Le bucher de la lyre
Written 1801-01-01 - 1815-01-01
« A la fière Cléis tes chants ont pu déplaire ;
Elle a maudit tes chants, ô Lyre des amours !
Il faut qu'un sacrifice apaise sa colère :
Tu dois périr ; adieu, Lyre, adieu pour toujours !

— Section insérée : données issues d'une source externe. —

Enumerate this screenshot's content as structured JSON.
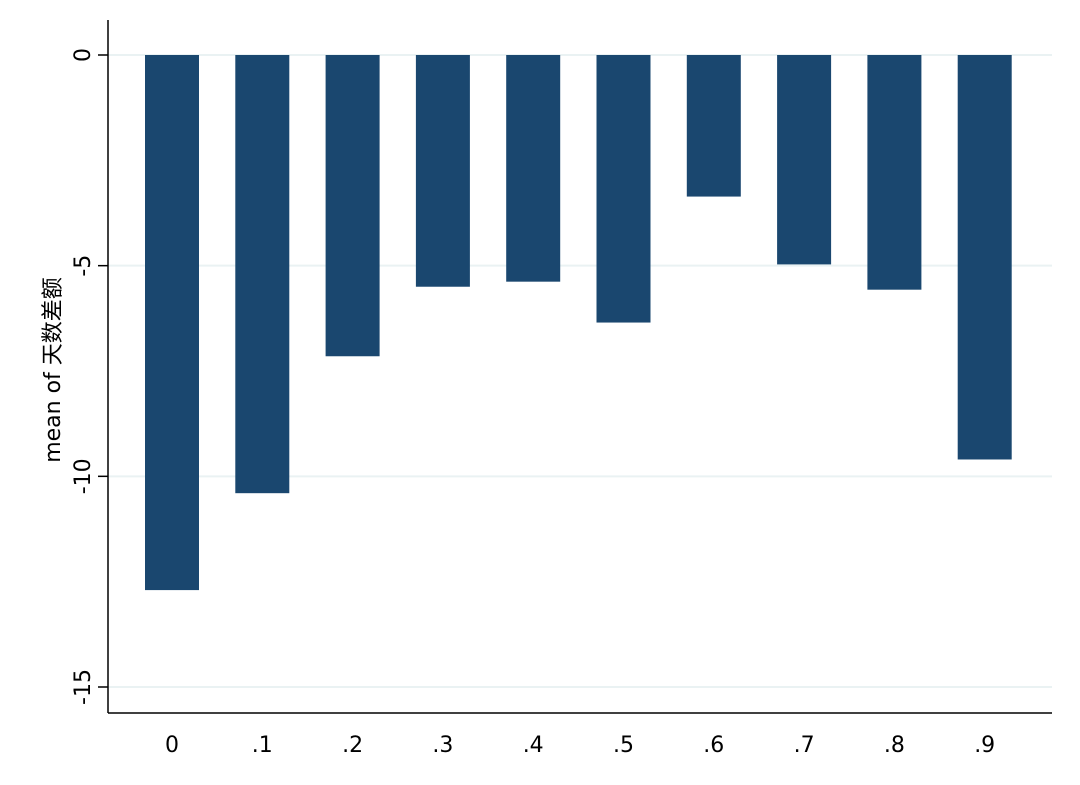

» O nymphes des coteaux, Oréades légères,
Venez ; venez aussi, déités des forêts !
Apportez les parfums des plantes bocagères,
Quelques lauriers, un myrte, et de jeunes cyprès,
» Les dieux aiment les fleurs qui parent la victime ;
Couronne-toi de fleurs une dernière fois,
Lyre ! au suprême instant que ta voix se ranime. »
Et la Lyre en ces mots fit entendre sa voix :
« Toi que j'ai consolé, songes-y bien, dit-elle,
Les dieux, les justes dieux punissent les ingrats. »
L'amour vit peu d'instants, la gloire est immortelle :
Quelque jour, mais en vain, tu me regretteras.
» A tes doigts répondaient mes cordes poétiques ;
Je m'éveillais pour toi dans le calme des nuits :
J'aurais fait plus encor ; sous les cyprès antiques,
L'Élégie en tes vers eût pleuré ses ennuis.
» Vers les bords du Mélès, pour toi du Méonide
J'eusse été recueillir quelque chant commencé,
Ou chercher à Céos du touchant Simonide
Les nobles vers, perdus dans la nuit du passé.
» J'ouvrirais à tes pas la grotte accoutumée
Où rêvait théocrite, où ses chants tous les soirs
Retentissaient, plus purs que l'huile parfumée
Dont l'or, dans Sicyone, inonde les pressoirs.
» Un jour je sommeillais dans les bois d'Aonie :
La Muse me toucha d'un magique rameau,
Et d'un mode inconnu m'enseigna l'harmonie ;
Mais j'emporte avec moi ses secrets au tombeau. »
Elle a cessé. Les feux, qu'allume le Zéphire,
A travers les parfums emportent ses adieux ;
Et toutefois, dit-on, des cendres de la Lyre
S'exhala jusqu'au soir un son mélodieux.